Aucune université en Bolivie forme suffisamment de professionnels spécialistes pour ces maladies et l’État ne pourvoit ni les structures ni les postes d’attention nécessaires. Je me bats avec l’Association de Malades du Cancer et leurs familles sur tous les fronts depuis plusieurs années avec de maigres résultats.

Aucune maladie ne peut être contrôlée par les seuls médecins. Il faut des équipes formées par plusieurs disciplines de divers niveaux et de complexités diverses. La santé est un domaine passionnant par sa diversité et par son utilité pour préserver et pour lutter pour la vie, pour la famille, pour tous.

La lutte contre le cancer est une de vos grands combats. Qu’avez-vous construit et comment avez-vous vécu ce combat toutes ces années ? Quand on se décourage, à quoi faut-il penser ?

En plus de ce que j’ai écrit plus haut, j’ajouterai le lancement de quelques laboratoires en Bolivie dont j’ai eu la chance d’être à l’origine. Plusieurs de ces laboratoires ont reçu des certifications et reconnaissances internationales. Malgré cela, ils ne sont absolument pas suffisants en nombre pour couvrir les besoins de dépistage opportun du cancer du col utérin qui tue trop de femmes.

Découragement ? Connais pas… Quand il y a tant à faire !

Quel message faites-vous passer aujourd’hui aux jeunes générations ? Que diriez-vous aux jeunes femmes qui hésiteraient aujourd’hui à s’engager dans des études de médecine ?

J’ai toujours été motivée par la préservation, protection, la curiosité de la vie. J’ai toujours cherché à contribuer au soulagement. L’impuissance ou pire l’inaction me mettent hors de moi. La médecine est un univers passionnant. Recherche, applications, contacts humains…

Je dirai plutôt aux jeunes, hommes et femmes, nous sommes tous des êtres humains, chacun doit suivre sa voie. Ce qui est important, nécessaire, c’est d’apprendre d’abord et d’enseigner ensuite. « Ensuite » est relatif car on n’a jamais fini d’apprendre. Heureusement ! Chacun contribue avec ses compétences, ses goûts, ses passions au bien-être commun. Biologiste, j’ai eu la chance de pouvoir exercer un métier avec passion et au service de mes convictions. Ce que je conseille est de suivre ses passions. Une vie consacrée au service du bien commun, une vie guidée par ses passions, ses rêves est ce que je peux conseiller ou souhaiter de mieux à tout jeune, fille ou garçon.

Je ne me suis jamais considérée comme femme par opposition à l’homme. Je n’ai jamais attaché d’importance au genre. J’étais pharmacien biochimiste, point. Tous les postes que j’ai pu occuper m’ont été confié en raison de mes compétences professionnelles.
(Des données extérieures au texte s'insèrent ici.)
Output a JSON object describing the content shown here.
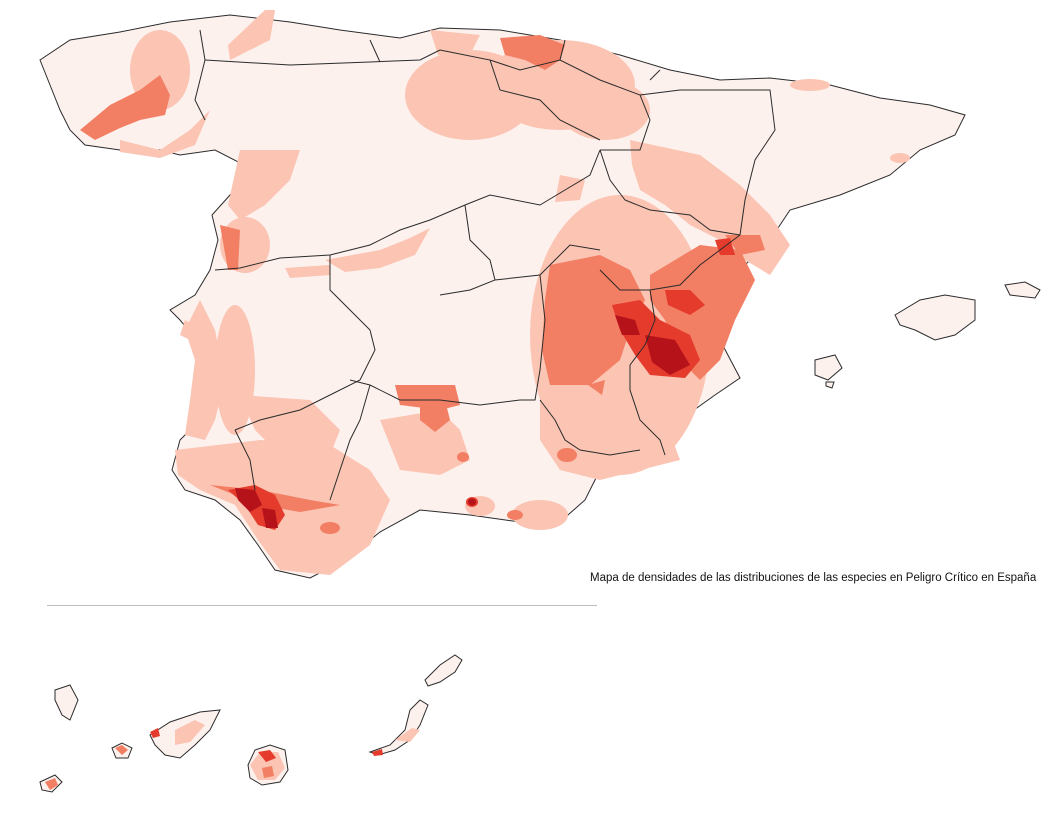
{
  "caption": "Mapa de densidades de las distribuciones de las especies en Peligro Crítico en España",
  "legend_palette": {
    "land": "#fdf1ee",
    "low": "#fbc4b3",
    "medium": "#f27e63",
    "high": "#e43b2c",
    "very_high": "#b5121a",
    "border": "#2b2b2b"
  }
}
Mais il est vrai que lorsque je me présentais à des concours, pour des formations, des postes, etc. la très grande majorité des autres professionnels étaient des hommes.

L’importance n’est pas le genre mais la compétence, la solidité professionnelle. C’est peut-être ce conseil que je donnerai. Ayez confiance en vos capacités, ne vous mettez pas de limites et surtout n’acceptez pas celles des autres.

Avez-vous quelque chose à ajouter ?

J’aimerais que mes deux pays, que j’aime, celui de naissance et celui d’adoption, établissent un pont de coopération pour l’enseignement et la formation de spécialistes à la hauteur des avancées scientifiques et technologiques actuelles.

J’ai initié un projet de master en cytologie il y a deux ans à la faculté de biochimie de l’UMSA à La Paz. Je souhaite que ce projet se consolide avec l’appui de la France et continue de former de professionnels dans cette discipline.

J’ai semé des petites graines. J’ai formé des gens en essayant de leur transmettre ma curiosité, mes connaissances et mes valeurs. A leur tour ils en font de même. Cette transmission est une grande reconnaissance et une grande satisfaction pour moi.